More than 200,000 Nigerians displaced by a long-running Islamist insurgency are struggling for food and shelter after authorities in the northeast shut some of the camps they were living in and stopped aid, Human Rights Watch said in a report on Wednesday.

Borno state, the epicentre of the insurgency, announced in October 2021 that it was shutting all camps holding thousands of internally displaced persons (IDPs) and returning some of them to their communities, citing improved security and a need to wean them from humanitarian aid.

But Human Rights Watch said IDPs who were removed from the camps were struggling to meet their most basic needs, including food and shelter in the places to which they had returned or where they had resettled.

The rights group said as of August this year, more than 140,000 people had been removed from eight IDP camps in Borno while food aid to two more camps had been stopped. The camps hold more than 74,000 people and will close this year.

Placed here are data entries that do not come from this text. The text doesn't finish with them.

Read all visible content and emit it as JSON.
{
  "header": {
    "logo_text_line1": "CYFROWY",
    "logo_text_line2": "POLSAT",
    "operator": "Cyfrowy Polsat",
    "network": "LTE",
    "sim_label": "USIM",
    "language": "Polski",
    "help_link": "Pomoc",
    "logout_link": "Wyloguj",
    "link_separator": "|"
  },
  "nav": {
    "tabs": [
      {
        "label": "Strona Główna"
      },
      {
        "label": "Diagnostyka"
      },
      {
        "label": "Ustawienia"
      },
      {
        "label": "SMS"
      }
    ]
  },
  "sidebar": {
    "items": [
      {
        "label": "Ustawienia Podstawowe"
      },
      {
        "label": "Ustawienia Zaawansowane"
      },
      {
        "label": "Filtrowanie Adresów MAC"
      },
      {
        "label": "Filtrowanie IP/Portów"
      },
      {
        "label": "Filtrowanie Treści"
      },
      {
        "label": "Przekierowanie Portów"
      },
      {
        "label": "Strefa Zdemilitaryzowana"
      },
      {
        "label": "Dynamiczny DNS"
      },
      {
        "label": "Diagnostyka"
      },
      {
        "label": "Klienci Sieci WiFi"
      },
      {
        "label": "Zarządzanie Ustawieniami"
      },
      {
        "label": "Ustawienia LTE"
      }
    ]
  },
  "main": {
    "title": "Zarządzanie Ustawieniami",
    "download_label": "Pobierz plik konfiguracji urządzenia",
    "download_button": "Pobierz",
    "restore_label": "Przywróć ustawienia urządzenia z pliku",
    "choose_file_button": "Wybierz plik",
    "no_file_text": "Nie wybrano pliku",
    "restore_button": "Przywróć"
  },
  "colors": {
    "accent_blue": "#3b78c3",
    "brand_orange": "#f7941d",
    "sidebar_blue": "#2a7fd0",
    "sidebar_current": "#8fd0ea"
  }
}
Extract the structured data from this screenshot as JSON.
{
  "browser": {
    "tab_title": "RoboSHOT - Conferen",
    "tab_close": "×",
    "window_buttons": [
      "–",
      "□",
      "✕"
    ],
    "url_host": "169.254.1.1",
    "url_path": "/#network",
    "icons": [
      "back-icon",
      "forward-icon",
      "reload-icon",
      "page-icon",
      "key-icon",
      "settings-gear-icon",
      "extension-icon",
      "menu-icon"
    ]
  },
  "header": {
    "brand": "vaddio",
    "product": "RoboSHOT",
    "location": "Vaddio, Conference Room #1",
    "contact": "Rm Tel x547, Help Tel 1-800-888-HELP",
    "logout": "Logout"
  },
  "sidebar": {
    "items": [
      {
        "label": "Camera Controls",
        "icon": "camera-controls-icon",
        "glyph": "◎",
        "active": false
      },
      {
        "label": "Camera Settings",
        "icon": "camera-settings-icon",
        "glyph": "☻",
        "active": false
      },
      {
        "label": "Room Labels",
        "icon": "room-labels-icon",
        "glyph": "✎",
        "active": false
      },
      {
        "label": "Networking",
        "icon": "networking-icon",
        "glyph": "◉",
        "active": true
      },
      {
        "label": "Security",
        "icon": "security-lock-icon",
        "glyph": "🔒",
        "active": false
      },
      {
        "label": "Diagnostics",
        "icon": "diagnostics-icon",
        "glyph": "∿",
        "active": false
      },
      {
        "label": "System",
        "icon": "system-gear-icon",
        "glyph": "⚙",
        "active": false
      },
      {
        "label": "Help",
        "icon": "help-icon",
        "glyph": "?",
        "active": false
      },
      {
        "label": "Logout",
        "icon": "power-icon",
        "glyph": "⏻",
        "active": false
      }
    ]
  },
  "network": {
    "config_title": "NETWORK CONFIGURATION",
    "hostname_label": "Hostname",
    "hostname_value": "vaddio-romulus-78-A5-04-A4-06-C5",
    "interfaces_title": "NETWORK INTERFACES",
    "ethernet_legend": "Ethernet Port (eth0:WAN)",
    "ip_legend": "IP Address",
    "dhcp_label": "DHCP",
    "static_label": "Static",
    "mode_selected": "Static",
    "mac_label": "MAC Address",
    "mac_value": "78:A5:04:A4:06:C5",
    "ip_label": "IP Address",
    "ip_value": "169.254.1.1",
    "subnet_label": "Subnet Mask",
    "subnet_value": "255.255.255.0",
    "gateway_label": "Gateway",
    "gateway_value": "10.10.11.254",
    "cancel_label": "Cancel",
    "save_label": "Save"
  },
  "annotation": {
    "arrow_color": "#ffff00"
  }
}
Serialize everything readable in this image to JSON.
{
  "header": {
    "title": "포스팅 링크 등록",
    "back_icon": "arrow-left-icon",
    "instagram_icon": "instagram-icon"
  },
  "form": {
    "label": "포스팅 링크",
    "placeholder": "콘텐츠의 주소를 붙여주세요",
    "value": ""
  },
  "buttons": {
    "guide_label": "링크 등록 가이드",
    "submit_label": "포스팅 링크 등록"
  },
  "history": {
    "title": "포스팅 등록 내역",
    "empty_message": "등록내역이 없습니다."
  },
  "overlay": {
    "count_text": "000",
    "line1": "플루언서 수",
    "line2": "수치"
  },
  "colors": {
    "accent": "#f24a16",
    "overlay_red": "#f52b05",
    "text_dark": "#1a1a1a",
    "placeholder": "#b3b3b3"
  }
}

"The Borno state government is harming hundreds of thousands of displaced people already living in precarious conditions to advance a dubious government development agenda to wean people off humanitarian aid," Anietie Ewang, Nigeria researcher at Human Rights Watch, said in the report.

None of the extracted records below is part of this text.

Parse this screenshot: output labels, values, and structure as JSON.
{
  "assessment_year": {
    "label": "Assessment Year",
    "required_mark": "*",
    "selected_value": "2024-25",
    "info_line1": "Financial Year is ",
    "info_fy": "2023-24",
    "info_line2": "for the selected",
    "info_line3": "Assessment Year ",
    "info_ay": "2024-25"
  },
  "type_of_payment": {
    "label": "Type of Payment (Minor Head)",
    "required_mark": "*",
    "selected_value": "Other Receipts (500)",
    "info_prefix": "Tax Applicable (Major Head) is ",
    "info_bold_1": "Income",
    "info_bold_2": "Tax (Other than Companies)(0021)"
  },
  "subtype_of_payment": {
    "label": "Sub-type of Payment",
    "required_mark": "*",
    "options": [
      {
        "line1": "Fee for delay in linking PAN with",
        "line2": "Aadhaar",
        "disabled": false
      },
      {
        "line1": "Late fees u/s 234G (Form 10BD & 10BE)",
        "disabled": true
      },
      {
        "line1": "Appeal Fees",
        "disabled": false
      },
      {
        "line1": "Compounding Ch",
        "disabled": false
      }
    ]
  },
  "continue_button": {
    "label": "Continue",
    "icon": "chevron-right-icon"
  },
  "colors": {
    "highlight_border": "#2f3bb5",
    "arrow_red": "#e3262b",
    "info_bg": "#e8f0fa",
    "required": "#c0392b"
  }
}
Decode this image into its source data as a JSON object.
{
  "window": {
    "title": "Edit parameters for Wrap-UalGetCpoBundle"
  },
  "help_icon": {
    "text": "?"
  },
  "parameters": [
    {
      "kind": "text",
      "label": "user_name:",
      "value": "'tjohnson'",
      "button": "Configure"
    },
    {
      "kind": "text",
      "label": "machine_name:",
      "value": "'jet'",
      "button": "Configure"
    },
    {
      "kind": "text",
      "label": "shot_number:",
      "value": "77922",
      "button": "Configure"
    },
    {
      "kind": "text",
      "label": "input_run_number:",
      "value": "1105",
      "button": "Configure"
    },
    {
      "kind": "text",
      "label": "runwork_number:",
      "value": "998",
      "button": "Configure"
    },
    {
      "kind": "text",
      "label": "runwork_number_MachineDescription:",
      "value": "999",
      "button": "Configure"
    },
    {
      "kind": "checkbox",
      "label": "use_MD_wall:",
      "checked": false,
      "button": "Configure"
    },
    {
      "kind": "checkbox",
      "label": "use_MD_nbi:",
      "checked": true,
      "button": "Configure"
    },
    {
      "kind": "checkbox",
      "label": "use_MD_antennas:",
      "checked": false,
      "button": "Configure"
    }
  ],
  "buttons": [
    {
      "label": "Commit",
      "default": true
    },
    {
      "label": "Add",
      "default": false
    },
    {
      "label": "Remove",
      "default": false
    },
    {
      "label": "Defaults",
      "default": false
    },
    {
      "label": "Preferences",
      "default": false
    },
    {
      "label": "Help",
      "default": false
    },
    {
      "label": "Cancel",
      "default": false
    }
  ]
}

"By forcing people from camps without creating viable alternatives for support, the government is worsening their suffering and deepening their vulnerability."

Borno state commissioner for information Babakura Abba Jato said he could not immediately comment on the report.

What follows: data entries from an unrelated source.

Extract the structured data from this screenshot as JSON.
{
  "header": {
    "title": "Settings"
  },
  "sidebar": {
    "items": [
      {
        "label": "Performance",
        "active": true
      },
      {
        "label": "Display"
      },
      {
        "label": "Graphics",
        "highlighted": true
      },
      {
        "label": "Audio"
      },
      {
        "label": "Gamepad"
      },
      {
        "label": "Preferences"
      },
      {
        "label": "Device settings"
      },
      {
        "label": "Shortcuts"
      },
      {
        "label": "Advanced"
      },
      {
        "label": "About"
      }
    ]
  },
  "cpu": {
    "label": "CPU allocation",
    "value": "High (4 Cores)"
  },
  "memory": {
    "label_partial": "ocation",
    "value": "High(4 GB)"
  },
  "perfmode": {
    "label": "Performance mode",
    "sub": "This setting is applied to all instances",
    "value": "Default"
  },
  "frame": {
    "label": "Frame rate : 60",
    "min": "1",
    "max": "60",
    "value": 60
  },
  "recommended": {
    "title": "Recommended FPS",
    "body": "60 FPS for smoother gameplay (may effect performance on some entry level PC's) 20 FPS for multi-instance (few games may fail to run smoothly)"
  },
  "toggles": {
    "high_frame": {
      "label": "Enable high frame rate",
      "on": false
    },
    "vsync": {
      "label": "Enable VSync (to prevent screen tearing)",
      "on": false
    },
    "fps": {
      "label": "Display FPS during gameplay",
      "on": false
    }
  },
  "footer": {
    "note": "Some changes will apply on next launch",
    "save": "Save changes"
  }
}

The Borno state government says some areas formerly occupied by insurgents were now safe for citizens to return to and has rebuilt some communities although aid groups say they remain vulnerable to attacks.

Some of the camps and settlements for IDPs have been hit by a cholera outbreak, which has strained sanitation facilities and drinking water sources, with children the worst hit.

Last month, about 2,000 people started moving into a new residential complex in Ngarannam, 50 km (31 miles) outside Borno capital Maiduguri, which was rebuilt by the United Nations and Borno state government.